Reyes closed the gap those last few days before the Mets fans came out in full force and stuffed the proverbial ballot box. When the rosters were announced on Sunday, Reyes not only won but also did so by 800,000 votes. Having the option of voting online up to 25 times per person apparently worked for the right reasons in this case.
So Reyes leading the league in four separate offensive categories (batting average, hits, multiple-hit games and runs scored) was rewarded correctly but an injured left hamstring may keep him from hearing his name announced last in the pre-game introductions on July 12 at Chase Field in Phoenix, Arizona.
During the second inning of Saturday’s 5-2 loss to the Yankees, Reyes felt tightness in his leg and was removed from the game. He underwent an MRI exam and a Grade 1 strain was the result. He has missed the last few games and the team will have decide on whether he’s healthy enough to play in the Mid-Summer Classic.

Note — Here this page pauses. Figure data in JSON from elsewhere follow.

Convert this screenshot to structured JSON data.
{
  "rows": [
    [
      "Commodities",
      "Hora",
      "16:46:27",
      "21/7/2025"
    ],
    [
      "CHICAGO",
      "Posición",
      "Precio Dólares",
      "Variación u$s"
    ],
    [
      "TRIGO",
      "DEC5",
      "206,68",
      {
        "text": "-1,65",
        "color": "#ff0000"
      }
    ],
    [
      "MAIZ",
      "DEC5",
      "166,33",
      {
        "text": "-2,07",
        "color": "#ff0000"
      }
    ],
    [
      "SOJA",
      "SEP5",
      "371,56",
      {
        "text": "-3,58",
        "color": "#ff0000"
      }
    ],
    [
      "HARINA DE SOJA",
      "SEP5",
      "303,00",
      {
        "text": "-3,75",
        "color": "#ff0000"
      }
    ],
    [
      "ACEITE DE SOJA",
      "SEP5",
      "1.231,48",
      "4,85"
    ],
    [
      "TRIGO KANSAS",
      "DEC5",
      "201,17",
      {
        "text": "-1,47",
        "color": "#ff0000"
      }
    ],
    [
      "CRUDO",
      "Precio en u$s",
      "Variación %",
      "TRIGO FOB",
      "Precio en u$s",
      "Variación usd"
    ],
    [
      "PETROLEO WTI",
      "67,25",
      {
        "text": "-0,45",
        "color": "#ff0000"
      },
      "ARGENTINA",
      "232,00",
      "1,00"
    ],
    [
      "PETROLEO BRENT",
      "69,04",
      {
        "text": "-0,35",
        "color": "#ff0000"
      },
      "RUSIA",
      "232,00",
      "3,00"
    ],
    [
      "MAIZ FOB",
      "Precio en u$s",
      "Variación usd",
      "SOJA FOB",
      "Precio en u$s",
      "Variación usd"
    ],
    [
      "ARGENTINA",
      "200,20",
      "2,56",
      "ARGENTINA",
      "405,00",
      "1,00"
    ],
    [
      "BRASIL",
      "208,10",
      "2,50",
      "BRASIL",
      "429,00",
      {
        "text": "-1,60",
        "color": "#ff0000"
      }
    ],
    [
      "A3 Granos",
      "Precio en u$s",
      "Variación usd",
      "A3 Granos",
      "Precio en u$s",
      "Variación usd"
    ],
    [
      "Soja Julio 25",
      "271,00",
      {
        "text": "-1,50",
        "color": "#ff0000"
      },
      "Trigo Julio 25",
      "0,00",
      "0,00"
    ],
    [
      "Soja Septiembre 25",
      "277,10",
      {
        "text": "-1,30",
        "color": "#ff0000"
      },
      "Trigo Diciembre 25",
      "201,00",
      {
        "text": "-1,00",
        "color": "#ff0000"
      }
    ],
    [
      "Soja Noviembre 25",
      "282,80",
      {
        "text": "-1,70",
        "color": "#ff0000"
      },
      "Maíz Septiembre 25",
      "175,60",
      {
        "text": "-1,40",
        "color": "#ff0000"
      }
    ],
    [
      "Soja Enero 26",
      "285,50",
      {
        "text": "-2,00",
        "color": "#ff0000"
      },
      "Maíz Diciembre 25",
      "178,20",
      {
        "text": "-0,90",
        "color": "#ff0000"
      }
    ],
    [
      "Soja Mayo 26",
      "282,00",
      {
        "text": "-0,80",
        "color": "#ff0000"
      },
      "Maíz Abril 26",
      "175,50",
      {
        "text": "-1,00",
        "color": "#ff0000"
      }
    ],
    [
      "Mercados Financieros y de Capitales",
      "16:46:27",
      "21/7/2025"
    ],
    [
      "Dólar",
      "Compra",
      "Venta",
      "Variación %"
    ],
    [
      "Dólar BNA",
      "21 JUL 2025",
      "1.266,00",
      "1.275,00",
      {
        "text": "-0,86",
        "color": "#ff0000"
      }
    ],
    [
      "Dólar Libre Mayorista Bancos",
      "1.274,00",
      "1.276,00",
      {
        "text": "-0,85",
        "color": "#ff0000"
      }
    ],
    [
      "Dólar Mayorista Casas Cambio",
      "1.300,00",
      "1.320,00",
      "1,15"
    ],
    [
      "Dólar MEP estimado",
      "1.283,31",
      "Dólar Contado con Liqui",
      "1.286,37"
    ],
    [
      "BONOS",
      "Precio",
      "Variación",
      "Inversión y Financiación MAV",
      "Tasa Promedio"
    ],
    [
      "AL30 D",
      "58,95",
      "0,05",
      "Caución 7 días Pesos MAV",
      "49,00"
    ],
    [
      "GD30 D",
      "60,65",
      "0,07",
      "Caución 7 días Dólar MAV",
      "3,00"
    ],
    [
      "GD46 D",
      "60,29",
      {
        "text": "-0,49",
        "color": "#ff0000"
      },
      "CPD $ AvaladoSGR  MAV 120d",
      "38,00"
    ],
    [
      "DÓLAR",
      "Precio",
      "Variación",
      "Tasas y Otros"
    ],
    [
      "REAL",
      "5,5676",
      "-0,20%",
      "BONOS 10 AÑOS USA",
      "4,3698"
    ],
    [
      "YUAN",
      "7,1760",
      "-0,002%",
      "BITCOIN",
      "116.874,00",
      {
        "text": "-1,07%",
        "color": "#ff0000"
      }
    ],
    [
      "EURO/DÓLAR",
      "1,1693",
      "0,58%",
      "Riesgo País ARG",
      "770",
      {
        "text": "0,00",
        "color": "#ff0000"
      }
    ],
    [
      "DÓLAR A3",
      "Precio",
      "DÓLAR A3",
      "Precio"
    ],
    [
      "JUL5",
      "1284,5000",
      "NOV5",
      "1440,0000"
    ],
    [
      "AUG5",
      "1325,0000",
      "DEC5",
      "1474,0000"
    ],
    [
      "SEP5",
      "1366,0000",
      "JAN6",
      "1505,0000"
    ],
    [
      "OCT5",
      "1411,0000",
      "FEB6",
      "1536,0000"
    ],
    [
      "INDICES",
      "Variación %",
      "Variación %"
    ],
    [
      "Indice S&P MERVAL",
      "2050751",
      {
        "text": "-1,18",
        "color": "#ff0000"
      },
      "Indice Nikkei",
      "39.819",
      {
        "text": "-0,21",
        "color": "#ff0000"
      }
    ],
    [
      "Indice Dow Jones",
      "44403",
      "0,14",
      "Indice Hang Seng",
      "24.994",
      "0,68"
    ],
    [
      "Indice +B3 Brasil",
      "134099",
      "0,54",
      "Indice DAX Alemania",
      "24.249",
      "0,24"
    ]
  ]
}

But even if he has to sit that one out, Reyes’ being voted the National League starter proves that the system, while not a perfect one, does come out right most of the time. Years ago when you had to punch a hole on an All-Star ballot and deposit it in a box at the ballpark, the stadiums with the most sellouts usually had a good number of their players on the squad. Major League Baseball is doing the best they can by making it easier to cast your vote and not have one person fill out cards all game long.
The starters aren’t always the most deserving, but in the case of Jose Reyes, a no-brainer was nearly lost.